La prise de contrôle des grandes villes du nord, Gao, Kidal et Tombouctou par les groupes armés en avril 2012 s’est également accompagnée d’une myriade d’exactions comprenant pillages et destructions massives de services publics. La période d’occupation de la zone a elle aussi porté son flot d’horreur : violences sexuelles (notamment par des éléments du MNLA), châtiments corporels effectués au nom d’une interprétation de l’Islam, recrutement d’enfants soldats âgés de 12 à 17 ans.
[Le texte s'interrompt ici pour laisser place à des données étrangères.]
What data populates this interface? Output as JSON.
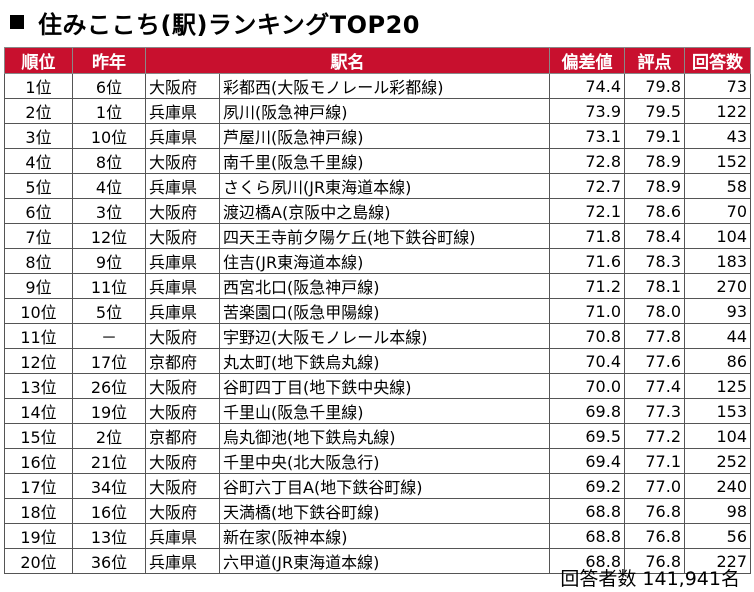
{
  "title": "住みここち(駅)ランキングTOP20",
  "headers": [
    "順位",
    "昨年",
    "",
    "駅名",
    "偏差値",
    "評点",
    "回答数"
  ],
  "rows": [
    [
      "1位",
      "6位",
      "大阪府",
      "彩都西(大阪モノレール彩都線)",
      "74.4",
      "79.8",
      "73"
    ],
    [
      "2位",
      "1位",
      "兵庫県",
      "夙川(阪急神戸線)",
      "73.9",
      "79.5",
      "122"
    ],
    [
      "3位",
      "10位",
      "兵庫県",
      "芦屋川(阪急神戸線)",
      "73.1",
      "79.1",
      "43"
    ],
    [
      "4位",
      "8位",
      "大阪府",
      "南千里(阪急千里線)",
      "72.8",
      "78.9",
      "152"
    ],
    [
      "5位",
      "4位",
      "兵庫県",
      "さくら夙川(JR東海道本線)",
      "72.7",
      "78.9",
      "58"
    ],
    [
      "6位",
      "3位",
      "大阪府",
      "渡辺橋A(京阪中之島線)",
      "72.1",
      "78.6",
      "70"
    ],
    [
      "7位",
      "12位",
      "大阪府",
      "四天王寺前夕陽ケ丘(地下鉄谷町線)",
      "71.8",
      "78.4",
      "104"
    ],
    [
      "8位",
      "9位",
      "兵庫県",
      "住吉(JR東海道本線)",
      "71.6",
      "78.3",
      "183"
    ],
    [
      "9位",
      "11位",
      "兵庫県",
      "西宮北口(阪急神戸線)",
      "71.2",
      "78.1",
      "270"
    ],
    [
      "10位",
      "5位",
      "兵庫県",
      "苦楽園口(阪急甲陽線)",
      "71.0",
      "78.0",
      "93"
    ],
    [
      "11位",
      "－",
      "大阪府",
      "宇野辺(大阪モノレール本線)",
      "70.8",
      "77.8",
      "44"
    ],
    [
      "12位",
      "17位",
      "京都府",
      "丸太町(地下鉄烏丸線)",
      "70.4",
      "77.6",
      "86"
    ],
    [
      "13位",
      "26位",
      "大阪府",
      "谷町四丁目(地下鉄中央線)",
      "70.0",
      "77.4",
      "125"
    ],
    [
      "14位",
      "19位",
      "大阪府",
      "千里山(阪急千里線)",
      "69.8",
      "77.3",
      "153"
    ],
    [
      "15位",
      "2位",
      "京都府",
      "烏丸御池(地下鉄烏丸線)",
      "69.5",
      "77.2",
      "104"
    ],
    [
      "16位",
      "21位",
      "大阪府",
      "千里中央(北大阪急行)",
      "69.4",
      "77.1",
      "252"
    ],
    [
      "17位",
      "34位",
      "大阪府",
      "谷町六丁目A(地下鉄谷町線)",
      "69.2",
      "77.0",
      "240"
    ],
    [
      "18位",
      "16位",
      "大阪府",
      "天満橋(地下鉄谷町線)",
      "68.8",
      "76.8",
      "98"
    ],
    [
      "19位",
      "13位",
      "兵庫県",
      "新在家(阪神本線)",
      "68.8",
      "76.8",
      "56"
    ],
    [
      "20位",
      "36位",
      "兵庫県",
      "六甲道(JR東海道本線)",
      "68.8",
      "76.8",
      "227"
    ]
  ],
  "total": "回答者数 141,941名"
}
Après le retrait des groupes armés des principales villes du nord, en janvier 2013, certains de ces enfants ont été arrêtés et détenus par les autorités maliennes dans des conditions aujourd’hui fortement décriées. Amnesty International demande l’application immédiate du protocole conclue entre par gouvernement malien avec les Nations unies pour la libération, le transfert et la protection de ces enfants.
Les conflits qui font rage dans le pays depuis deux ans ont également entrainé le déplacement de nombreux citoyens maliens à l’intérieur du pays et dans les pays voisins, en Mauritanie, Algérie, Burkina Faso, Niger. Fin juillet 2013, le Haut Commissariat de l’ONU pour les réfugiés estimait ainsi le nombre de réfugiés à 175 000 et le nombre de personnes déplacées à près de 340 000.
Enfin l’ONG note une un recours régulier à la prise d’otages par AQMI et le MUJAO dans le nord du Mali. Une quarantaine de personnes auraient été enlevées par AQMI depuis sa création en 2007. Sept pour le MUJAO. Une stratégie de terreur qui se solde parfois par de véritables drames, et dont les exécutions récentes des deux journalistes de rfi Ghislaine Dupont et Claude Verlon ont été la plus terrible démonstration.